VINEYARD SERIES: JANUARY
Hey there! This is the first video in a year-long series we will be doing in the vineyard. This is so that you can come to understand what happens in a single growing season. It is January here in Lake Chelan. Some years we have snow on the ground, other years it looks just like it does right now.
When to prune?
The vines are in dormancy, so they are just hanging out until it gets warm enough in the spring to start bud break. Typically, that is in early April for us, and then they start their season all over again. During dormancy is the point at which we could prune the vines if we want to. We typically wait until March. It is just a little more pleasant to be out here. We usually won't have snow on the ground, and the vines are still in dormancy, so we're still totally cool to be doing some pruning.
Anatomy lesson
One thing I wanted to introduce you to right now because you can see everything, is the anatomy of a grapevine. Here is what we call the trunk of the vine. Then you have the spot at which we've allowed two shoots when we first brought this vine up to go in both directions. Those shoots, once established, are now called the cordon. Up from the cordon, we have shoots or canes. If we were to continue to grow these and not prune them, then we could establish another cordon if we wanted to.
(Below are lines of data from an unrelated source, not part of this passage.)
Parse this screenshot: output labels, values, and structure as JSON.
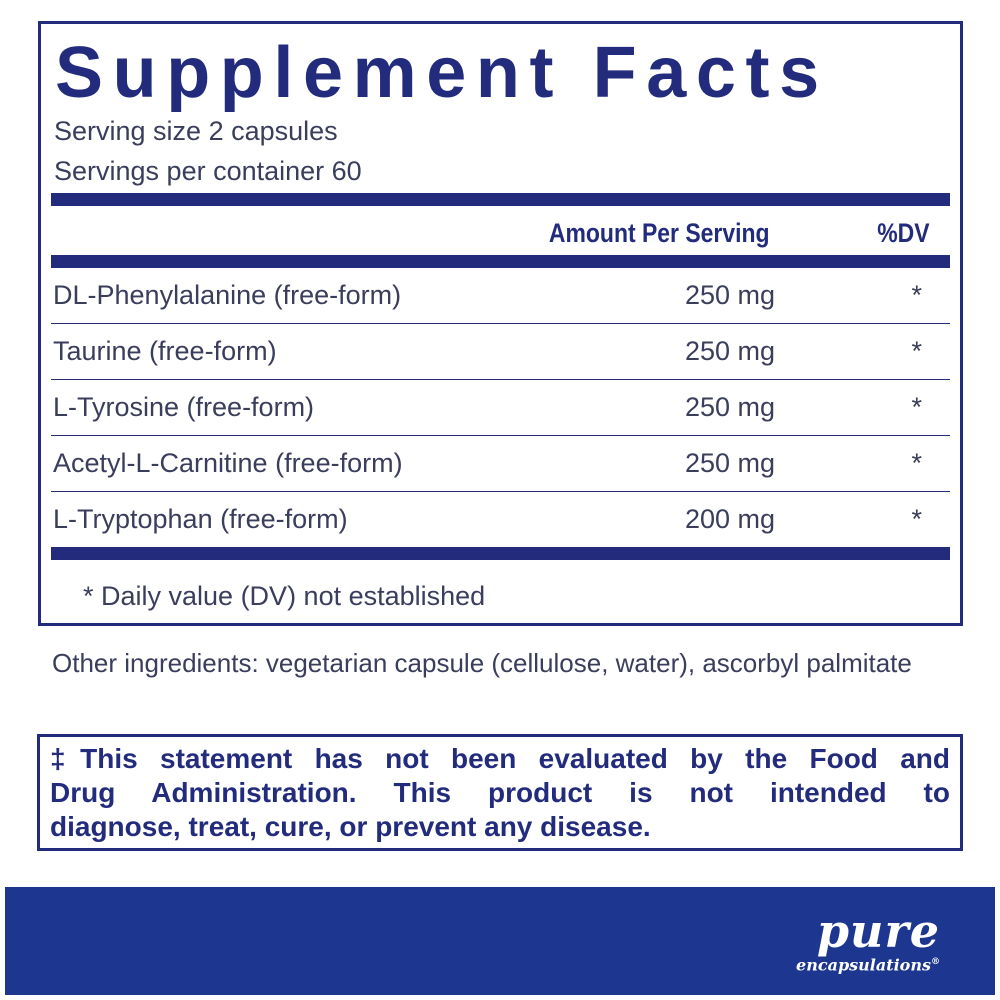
{
  "title": "Supplement Facts",
  "serving_size": "Serving size  2 capsules",
  "servings_per_container": "Servings per container  60",
  "headers": {
    "amount": "Amount Per Serving",
    "dv": "%DV"
  },
  "rows": [
    {
      "name": "DL-Phenylalanine (free-form)",
      "amount": "250 mg",
      "dv": "*"
    },
    {
      "name": "Taurine (free-form)",
      "amount": "250 mg",
      "dv": "*"
    },
    {
      "name": "L-Tyrosine (free-form)",
      "amount": "250 mg",
      "dv": "*"
    },
    {
      "name": "Acetyl-L-Carnitine (free-form)",
      "amount": "250 mg",
      "dv": "*"
    },
    {
      "name": "L-Tryptophan (free-form)",
      "amount": "200 mg",
      "dv": "*"
    }
  ],
  "footnote": "* Daily value (DV) not established",
  "other_ingredients": "Other ingredients: vegetarian capsule (cellulose, water), ascorbyl palmitate",
  "disclaimer": {
    "line1": "‡This statement has not been evaluated by the Food and",
    "line2": "Drug Administration. This product is not intended to",
    "line3": "diagnose, treat, cure, or prevent any disease."
  },
  "brand": {
    "name": "pure",
    "sub": "encapsulations",
    "mark": "®"
  },
  "colors": {
    "navy": "#232c7c",
    "banner": "#1d3790"
  }
}
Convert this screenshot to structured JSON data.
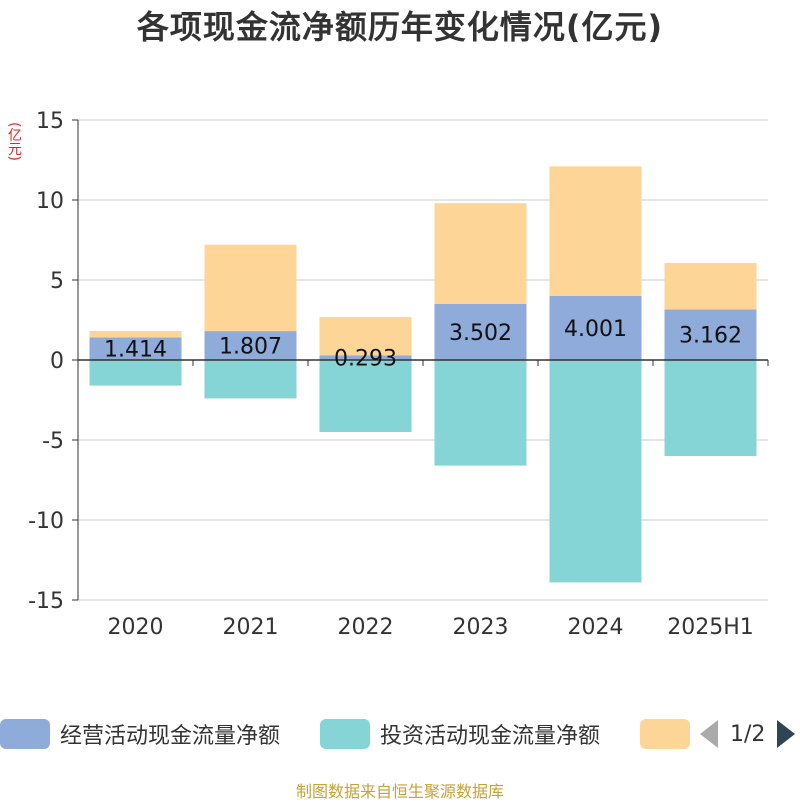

We could perhaps take a shoot up and bring it across. That's not how we're farming this vine, so that's not what we're going to do, but it's a potential thing that could happen.In our case, we're going to come along and two-bud prune these vines. It’s what we do every single year. We look for the right spot after one bud, then two buds and then we'll clip right there. That's what pruning will look like for us in a few months. For now, that's the anatomy of a grapevine and the situation here in the vineyard in January. The vines are just leisurely hanging out through the winter, reinvigorating, waiting for spring to happen, and the whole season to begin all over again.